I love long breaks from work! Don’t get me wrong, I also love being a software developer and I am very passionate about creating software. However, long breaks give me an opportunity to spend more time exploring technologies which I don’t use day-to-day at my current job. Long breaks also offer a chance to read a little more than usual. This Thanksgiving break was no different. When I wasn’t preoccupied with the family and other holiday activities, I sat down and read Uncle Bob’s The Clean Coder: A Code of Conduct for Professional Programmers.

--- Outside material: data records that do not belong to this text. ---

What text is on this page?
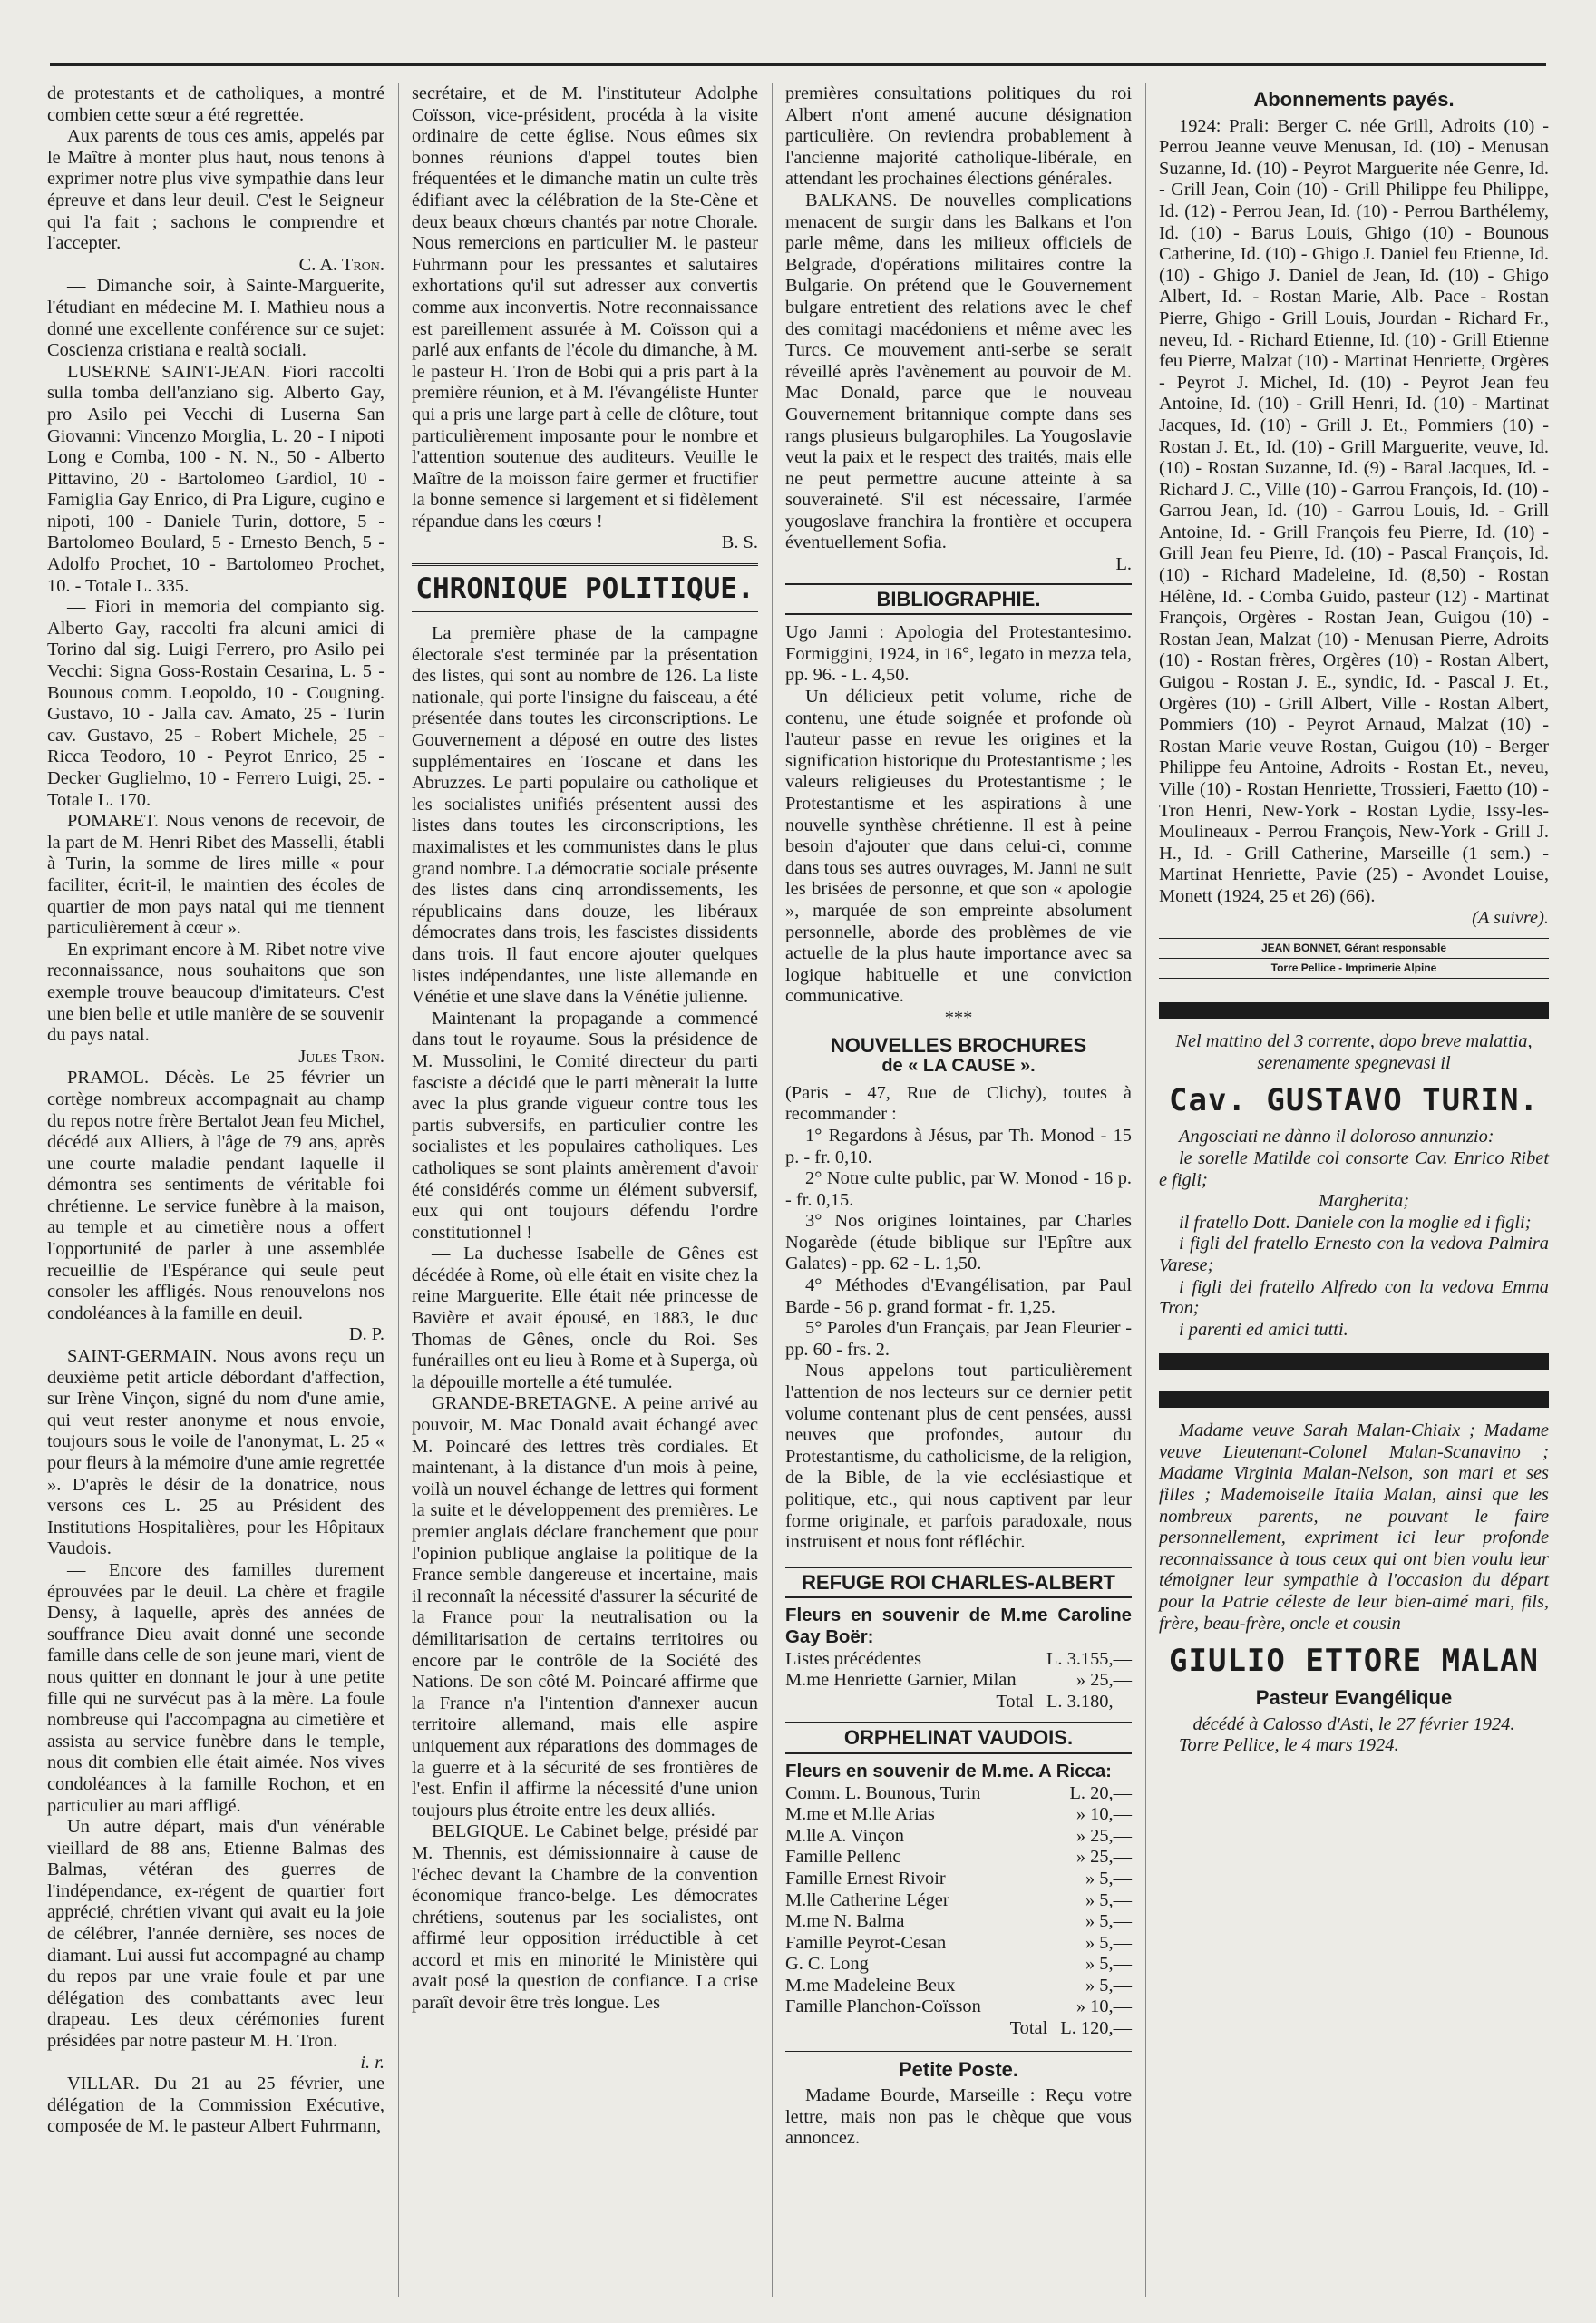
de protestants et de catholiques, a montré combien cette sœur a été regrettée.

Aux parents de tous ces amis, appelés par le Maître à monter plus haut, nous tenons à exprimer notre plus vive sympathie dans leur épreuve et dans leur deuil. C'est le Seigneur qui l'a fait ; sachons le comprendre et l'accepter.

C. A. Tron.

— Dimanche soir, à Sainte-Marguerite, l'étudiant en médecine M. I. Mathieu nous a donné une excellente conférence sur ce sujet: Coscienza cristiana e realtà sociali.

LUSERNE SAINT-JEAN. Fiori raccolti sulla tomba dell'anziano sig. Alberto Gay, pro Asilo pei Vecchi di Luserna San Giovanni: Vincenzo Morglia, L. 20 - I nipoti Long e Comba, 100 - N. N., 50 - Alberto Pittavino, 20 - Bartolomeo Gardiol, 10 - Famiglia Gay Enrico, di Pra Ligure, cugino e nipoti, 100 - Daniele Turin, dottore, 5 - Bartolomeo Boulard, 5 - Ernesto Bench, 5 - Adolfo Prochet, 10 - Bartolomeo Prochet, 10. - Totale L. 335.

— Fiori in memoria del compianto sig. Alberto Gay, raccolti fra alcuni amici di Torino dal sig. Luigi Ferrero, pro Asilo pei Vecchi: Signa Goss-Rostain Cesarina, L. 5 - Bounous comm. Leopoldo, 10 - Cougning. Gustavo, 10 - Jalla cav. Amato, 25 - Turin cav. Gustavo, 25 - Robert Michele, 25 - Ricca Teodoro, 10 - Peyrot Enrico, 25 - Decker Guglielmo, 10 - Ferrero Luigi, 25. - Totale L. 170.

POMARET. Nous venons de recevoir, de la part de M. Henri Ribet des Masselli, établi à Turin, la somme de lires mille « pour faciliter, écrit-il, le maintien des écoles de quartier de mon pays natal qui me tiennent particulièrement à cœur ».

En exprimant encore à M. Ribet notre vive reconnaissance, nous souhaitons que son exemple trouve beaucoup d'imitateurs. C'est une bien belle et utile manière de se souvenir du pays natal.

Jules Tron.

PRAMOL. Décès. Le 25 février un cortège nombreux accompagnait au champ du repos notre frère Bertalot Jean feu Michel, décédé aux Alliers, à l'âge de 79 ans, après une courte maladie pendant laquelle il démontra ses sentiments de véritable foi chrétienne. Le service funèbre à la maison, au temple et au cimetière nous a offert l'opportunité de parler à une assemblée recueillie de l'Espérance qui seule peut consoler les affligés. Nous renouvelons nos condoléances à la famille en deuil.

D. P.

SAINT-GERMAIN. Nous avons reçu un deuxième petit article débordant d'affection, sur Irène Vinçon, signé du nom d'une amie, qui veut rester anonyme et nous envoie, toujours sous le voile de l'anonymat, L. 25 « pour fleurs à la mémoire d'une amie regrettée ». D'après le désir de la donatrice, nous versons ces L. 25 au Président des Institutions Hospitalières, pour les Hôpitaux Vaudois.

— Encore des familles durement éprouvées par le deuil. La chère et fragile Densy, à laquelle, après des années de souffrance Dieu avait donné une seconde famille dans celle de son jeune mari, vient de nous quitter en donnant le jour à une petite fille qui ne survécut pas à la mère. La foule nombreuse qui l'accompagna au cimetière et assista au service funèbre dans le temple, nous dit combien elle était aimée. Nos vives condoléances à la famille Rochon, et en particulier au mari affligé.

Un autre départ, mais d'un vénérable vieillard de 88 ans, Etienne Balmas des Balmas, vétéran des guerres de l'indépendance, ex-régent de quartier fort apprécié, chrétien vivant qui avait eu la joie de célébrer, l'année dernière, ses noces de diamant. Lui aussi fut accompagné au champ du repos par une vraie foule et par une délégation des combattants avec leur drapeau. Les deux cérémonies furent présidées par notre pasteur M. H. Tron.

i. r.

VILLAR. Du 21 au 25 février, une délégation de la Commission Exécutive, composée de M. le pasteur Albert Fuhrmann,

secrétaire, et de M. l'instituteur Adolphe Coïsson, vice-président, procéda à la visite ordinaire de cette église. Nous eûmes six bonnes réunions d'appel toutes bien fréquentées et le dimanche matin un culte très édifiant avec la célébration de la Ste-Cène et deux beaux chœurs chantés par notre Chorale. Nous remercions en particulier M. le pasteur Fuhrmann pour les pressantes et salutaires exhortations qu'il sut adresser aux convertis comme aux inconvertis. Notre reconnaissance est pareillement assurée à M. Coïsson qui a parlé aux enfants de l'école du dimanche, à M. le pasteur H. Tron de Bobi qui a pris part à la première réunion, et à M. l'évangéliste Hunter qui a pris une large part à celle de clôture, tout particulièrement imposante pour le nombre et l'attention soutenue des auditeurs. Veuille le Maître de la moisson faire germer et fructifier la bonne semence si largement et si fidèlement répandue dans les cœurs !

B. S.

CHRONIQUE POLITIQUE.

La première phase de la campagne électorale s'est terminée par la présentation des listes, qui sont au nombre de 126. La liste nationale, qui porte l'insigne du faisceau, a été présentée dans toutes les circonscriptions. Le Gouvernement a déposé en outre des listes supplémentaires en Toscane et dans les Abruzzes. Le parti populaire ou catholique et les socialistes unifiés présentent aussi des listes dans toutes les circonscriptions, les maximalistes et les communistes dans le plus grand nombre. La démocratie sociale présente des listes dans cinq arrondissements, les républicains dans douze, les libéraux démocrates dans trois, les fascistes dissidents dans trois. Il faut encore ajouter quelques listes indépendantes, une liste allemande en Vénétie et une slave dans la Vénétie julienne.

Maintenant la propagande a commencé dans tout le royaume. Sous la présidence de M. Mussolini, le Comité directeur du parti fasciste a décidé que le parti mènerait la lutte avec la plus grande vigueur contre tous les partis subversifs, en particulier contre les socialistes et les populaires catholiques. Les catholiques se sont plaints amèrement d'avoir été considérés comme un élément subversif, eux qui ont toujours défendu l'ordre constitutionnel !

— La duchesse Isabelle de Gênes est décédée à Rome, où elle était en visite chez la reine Marguerite. Elle était née princesse de Bavière et avait épousé, en 1883, le duc Thomas de Gênes, oncle du Roi. Ses funérailles ont eu lieu à Rome et à Superga, où la dépouille mortelle a été tumulée.

GRANDE-BRETAGNE. A peine arrivé au pouvoir, M. Mac Donald avait échangé avec M. Poincaré des lettres très cordiales. Et maintenant, à la distance d'un mois à peine, voilà un nouvel échange de lettres qui forment la suite et le développement des premières. Le premier anglais déclare franchement que pour l'opinion publique anglaise la politique de la France semble dangereuse et incertaine, mais il reconnaît la nécessité d'assurer la sécurité de la France pour la neutralisation ou la démilitarisation de certains territoires ou encore par le contrôle de la Société des Nations. De son côté M. Poincaré affirme que la France n'a l'intention d'annexer aucun territoire allemand, mais elle aspire uniquement aux réparations des dommages de la guerre et à la sécurité de ses frontières de l'est. Enfin il affirme la nécessité d'une union toujours plus étroite entre les deux alliés.

BELGIQUE. Le Cabinet belge, présidé par M. Thennis, est démissionnaire à cause de l'échec devant la Chambre de la convention économique franco-belge. Les démocrates chrétiens, soutenus par les socialistes, ont affirmé leur opposition irréductible à cet accord et mis en minorité le Ministère qui avait posé la question de confiance. La crise paraît devoir être très longue. Les

premières consultations politiques du roi Albert n'ont amené aucune désignation particulière. On reviendra probablement à l'ancienne majorité catholique-libérale, en attendant les prochaines élections générales.

BALKANS. De nouvelles complications menacent de surgir dans les Balkans et l'on parle même, dans les milieux officiels de Belgrade, d'opérations militaires contre la Bulgarie. On prétend que le Gouvernement bulgare entretient des relations avec le chef des comitagi macédoniens et même avec les Turcs. Ce mouvement anti-serbe se serait réveillé après l'avènement au pouvoir de M. Mac Donald, parce que le nouveau Gouvernement britannique compte dans ses rangs plusieurs bulgarophiles. La Yougoslavie veut la paix et le respect des traités, mais elle ne peut permettre aucune atteinte à sa souveraineté. S'il est nécessaire, l'armée yougoslave franchira la frontière et occupera éventuellement Sofia.

L.

BIBLIOGRAPHIE.

Ugo Janni : Apologia del Protestantesimo. Formiggini, 1924, in 16°, legato in mezza tela, pp. 96. - L. 4,50.

Un délicieux petit volume, riche de contenu, une étude soignée et profonde où l'auteur passe en revue les origines et la signification historique du Protestantisme ; les valeurs religieuses du Protestantisme ; le Protestantisme et les aspirations à une nouvelle synthèse chrétienne. Il est à peine besoin d'ajouter que dans celui-ci, comme dans tous ses autres ouvrages, M. Janni ne suit les brisées de personne, et que son « apologie », marquée de son empreinte absolument personnelle, aborde des problèmes de vie actuelle de la plus haute importance avec sa logique habituelle et une conviction communicative.

***

NOUVELLES BROCHURES
de « LA CAUSE ».

(Paris - 47, Rue de Clichy), toutes à recommander :

1° Regardons à Jésus, par Th. Monod - 15 p. - fr. 0,10.

2° Notre culte public, par W. Monod - 16 p. - fr. 0,15.

3° Nos origines lointaines, par Charles Nogarède (étude biblique sur l'Epître aux Galates) - pp. 62 - L. 1,50.

4° Méthodes d'Evangélisation, par Paul Barde - 56 p. grand format - fr. 1,25.

5° Paroles d'un Français, par Jean Fleurier - pp. 60 - frs. 2.

Nous appelons tout particulièrement l'attention de nos lecteurs sur ce dernier petit volume contenant plus de cent pensées, aussi neuves que profondes, autour du Protestantisme, du catholicisme, de la religion, de la Bible, de la vie ecclésiastique et politique, etc., qui nous captivent par leur forme originale, et parfois paradoxale, nous instruisent et nous font réfléchir.

REFUGE ROI CHARLES-ALBERT
Fleurs en souvenir de M.me Caroline Gay Boër:
Listes précédentes	L. 3.155,—
M.me Henriette Garnier, Milan	» 25,—
Total L. 3.180,—
ORPHELINAT VAUDOIS.
Fleurs en souvenir de M.me. A Ricca:
Comm. L. Bounous, Turin	L. 20,—
M.me et M.lle Arias	» 10,—
M.lle A. Vinçon	» 25,—
Famille Pellenc	» 25,—
Famille Ernest Rivoir	» 5,—
M.lle Catherine Léger	» 5,—
M.me N. Balma	» 5,—
Famille Peyrot-Cesan	» 5,—
G. C. Long	» 5,—
M.me Madeleine Beux	» 5,—
Famille Planchon-Coïsson	» 10,—
Total L. 120,—
Petite Poste.

Madame Bourde, Marseille : Reçu votre lettre, mais non pas le chèque que vous annoncez.

Abonnements payés.

1924: Prali: Berger C. née Grill, Adroits (10) - Perrou Jeanne veuve Menusan, Id. (10) - Menusan Suzanne, Id. (10) - Peyrot Marguerite née Genre, Id. - Grill Jean, Coin (10) - Grill Philippe feu Philippe, Id. (12) - Perrou Jean, Id. (10) - Perrou Barthélemy, Id. (10) - Barus Louis, Ghigo (10) - Bounous Catherine, Id. (10) - Ghigo J. Daniel feu Etienne, Id. (10) - Ghigo J. Daniel de Jean, Id. (10) - Ghigo Albert, Id. - Rostan Marie, Alb. Pace - Rostan Pierre, Ghigo - Grill Louis, Jourdan - Richard Fr., neveu, Id. - Richard Etienne, Id. (10) - Grill Etienne feu Pierre, Malzat (10) - Martinat Henriette, Orgères - Peyrot J. Michel, Id. (10) - Peyrot Jean feu Antoine, Id. (10) - Grill Henri, Id. (10) - Martinat Jacques, Id. (10) - Grill J. Et., Pommiers (10) - Rostan J. Et., Id. (10) - Grill Marguerite, veuve, Id. (10) - Rostan Suzanne, Id. (9) - Baral Jacques, Id. - Richard J. C., Ville (10) - Garrou François, Id. (10) - Garrou Jean, Id. (10) - Garrou Louis, Id. - Grill Antoine, Id. - Grill François feu Pierre, Id. (10) - Grill Jean feu Pierre, Id. (10) - Pascal François, Id. (10) - Richard Madeleine, Id. (8,50) - Rostan Hélène, Id. - Comba Guido, pasteur (12) - Martinat François, Orgères - Rostan Jean, Guigou (10) - Rostan Jean, Malzat (10) - Menusan Pierre, Adroits (10) - Rostan frères, Orgères (10) - Rostan Albert, Guigou - Rostan J. E., syndic, Id. - Pascal J. Et., Orgères (10) - Grill Albert, Ville - Rostan Albert, Pommiers (10) - Peyrot Arnaud, Malzat (10) - Rostan Marie veuve Rostan, Guigou (10) - Berger Philippe feu Antoine, Adroits - Rostan Et., neveu, Ville (10) - Rostan Henriette, Trossieri, Faetto (10) - Tron Henri, New-York - Rostan Lydie, Issy-les-Moulineaux - Perrou François, New-York - Grill J. H., Id. - Grill Catherine, Marseille (1 sem.) - Martinat Henriette, Pavie (25) - Avondet Louise, Monett (1924, 25 et 26) (66).

(A suivre).

JEAN BONNET, Gérant responsable
Torre Pellice - Imprimerie Alpine

Nel mattino del 3 corrente, dopo breve malattia, serenamente spegnevasi il

Cav. GUSTAVO TURIN.

Angosciati ne dànno il doloroso annunzio:

le sorelle Matilde col consorte Cav. Enrico Ribet e figli;

Margherita;

il fratello Dott. Daniele con la moglie ed i figli;

i figli del fratello Ernesto con la vedova Palmira Varese;

i figli del fratello Alfredo con la vedova Emma Tron;

i parenti ed amici tutti.

Madame veuve Sarah Malan-Chiaix ; Madame veuve Lieutenant-Colonel Malan-Scanavino ; Madame Virginia Malan-Nelson, son mari et ses filles ; Mademoiselle Italia Malan, ainsi que les nombreux parents, ne pouvant le faire personnellement, expriment ici leur profonde reconnaissance à tous ceux qui ont bien voulu leur témoigner leur sympathie à l'occasion du départ pour la Patrie céleste de leur bien-aimé mari, fils, frère, beau-frère, oncle et cousin

GIULIO ETTORE MALAN
Pasteur Evangélique

décédé à Calosso d'Asti, le 27 février 1924.

Torre Pellice, le 4 mars 1924.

It really was refreshing reading another person’s thoughts on what makes a software programmer a professional. In many ways, this topic is tough as it is very subjective. Several published books tackle the topic of software craftsmanship, but not many really dive into professionalism. Throughout the chapters, there is discussion about responsible communication, estimation, and making commitments. Important topics such as practicing, learning, and personal commitments for self-improvement are also covered. Overall, the book is pleasing and easy to read as the author shares plenty of his life experience to illustrate his points.
I think there are some areas where the book falls short. For example, the chapter of estimation discusses our responsibility to communicate honest estimates and suggests including confidence factors to allow the product folk and project managers to do their duties. However, you won’t find detailed discourse on estimation techniques. In the books defense, it is not a book about estimation techniques and perhaps detailed discourse on such techniques is out of scope. In my opinion, the author would have overcome this by including more references to material where the reader can acquire or develop those skills.
On the other hand, other chapters (like the one on practicing) did give enough reference material to satisfy my wish for more information. I also found the Appendix filled with lots of goodies to help expand your exposure to reading material and tools.
Bottom line – I recommend this book to any software programmer who is passionate about self-improvement in the professional sense.